7 Erzählanlässe und Textstimuli


 

Der Erzählanlass soll zum Erzählen motivieren und muss daher sehr sorgfältig ausgewählt werden. Als einer der entscheidenden Faktoren ist er maßgeblich dafür verantwortlich, ob man gerne erzählt oder nicht. Des Weiteren bedingt und beeinflusst der Erzählanlass Struktur und Muster der Erzählung (vgl. Becker 2005: 59). Der Erzählstimulus kann also einen bedeutenden Einfluss auf die Erzählleistung des Erzählers ausüben. Erzählfähigkeiten sind von bestimmten narrativen Gattungen abhängig. Laut Bergmann/Luckmann (1995: 292) gehört das Erzählen zu den rekonstruktiven Gattungen der Sprache. Darunter wird die Form der kommunikativen Gattungen verstanden, deren Gegenstand es ist, Erlebnisse oder Sachverhalte sprachlich zu rekonstruieren. Sie sind nicht an Raum und Zeit gebunden. Die Erzählung rekonstruiert narrativ strukturierte Sachverhalte.
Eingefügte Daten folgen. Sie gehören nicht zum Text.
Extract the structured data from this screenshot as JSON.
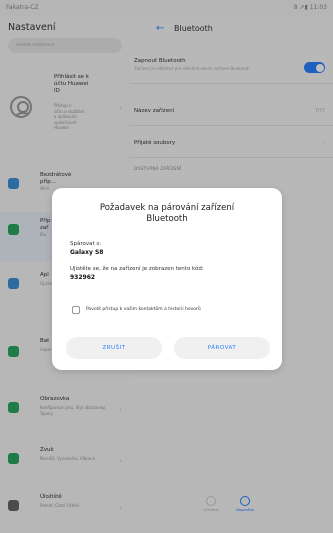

Es gibt dabei unterschiedliche Formen und Arten dessen, was rekonstruiert wird. Becker (1995: 59) bezeichnet diese als Erzählformen und unterscheidet zwischen:

 

 Fantasieerzählung

 

 Erlebniserzählung

 

 Bilder- und

 

 Nacherzählung.

 

Eine Erzählung kann sowohl eine primäre Produktion als auch eine Reproduktion sein. In der Forschungsliteratur spricht man in diesem Zusammenhang von der freien Textproduktion sowie der Textreproduktion (vgl. Günther 1993). Bei Ersterer ist die Erzählung konzeptuell und sprachlich ein unabhängiges Produkt des Erzählers. Es gibt keinen unmittelbaren Anreiz oder keine direkte Vorlage zu diesem Produkt. Der Inhalt kann erstens einer realen oder zweitens einer fiktiven Welt entstammen (Erlebnis- oder Fantasieerzählung). Eine Erzählung kann aber auch eine Reproduktion einer narrativ strukturierten Vorlage sein. Sie kann dann drittens eine visuelle oder viertens eine sprachliche Vorlage reproduzieren (Bilder- oder Nacherzählung). Bei den textreproduktiven Verfahren besteht eine konkrete Vorlage in Form einer fertigen Geschichte, die reproduziert werden muss. Eine visuelle Geschichtenvorlage bilden beispielsweise Bildergeschichten. Daneben existieren sprachliche Geschichtenvorlagen, z. B. Märchen, Fabeln, Sagen oder Mythen, bei deren Reproduktion auf sprachliche Vorformulierungen zurückgegriffen werden kann. Des Weiteren gibt es Mischformen, bei denen sowohl sprachliche als auch visuelle Vorgaben als Erzählstimuli angeboten werden, z. B. Nacherzählen eines Films (vgl. Becker 2005: 54).

 

7.1 Empirische Befunde


 

In den neueren Forschungen gehen Untersuchungen auf die Unterschiede zwischen Textproduktion und Textreproduktion ein (vgl. Günther 1993, Pinto/Spinillo 1994, Becker 2005). So untersuchten Pinto/Spinillo (1994, zitiert in Becker 2005: 55) die narrative Kompetenz bei Kindern zwischen vier und acht Jahren, indem sie Fantasiegeschichten mit Erzählungen zu visuellen Stimuli verglichen. In einem Vorversuch kam Spinillo (ebd.) zum Ergebnis, dass Erzählungen, die ohne visuelle Stimuli produziert worden waren, ein deutlich höheres Niveau an narrativer Struktur aufwiesen als Erzählungen, die anhand der visuellen Vorlagen entstanden waren. Hough et al. (1987: 6ff.) verglichen in ihrer Studie, allerdings unter dem didaktischen Aspekt des Erzählanlasses, die Varianten einzelnes Bild und Bildreihe mit der Aufforderung, eine eigene Geschichte zu erzählen. Es stellte sich heraus, dass freie Erzählungen doppelt so lang waren wie Erzählungen, die mit visuellen Vorlagen produziert worden waren. Auch in der Studie von Cain/Oakhill (1996: 187ff.) wurde die Beziehung zwischen Verstehenskompetenz und der Erzählfähigkeit bei Kindern zwischen sieben und acht Jahren untersucht, indem Erzählungen nach visuellen Vorlagen mit Erzählungen zu Themenstimuli kontrastiert wurden. Es wurde festgestellt, dass Erzählungen, die nach einer Bildfolge von sechs Bildkarten produziert worden waren, deutlich kürzer waren. Der zweite Befund, zu dem Cain/Oakhill kamen, war, dass Erzählungen nach visuellen Stimuli tendenziell keine Schlusssequenzen besaßen.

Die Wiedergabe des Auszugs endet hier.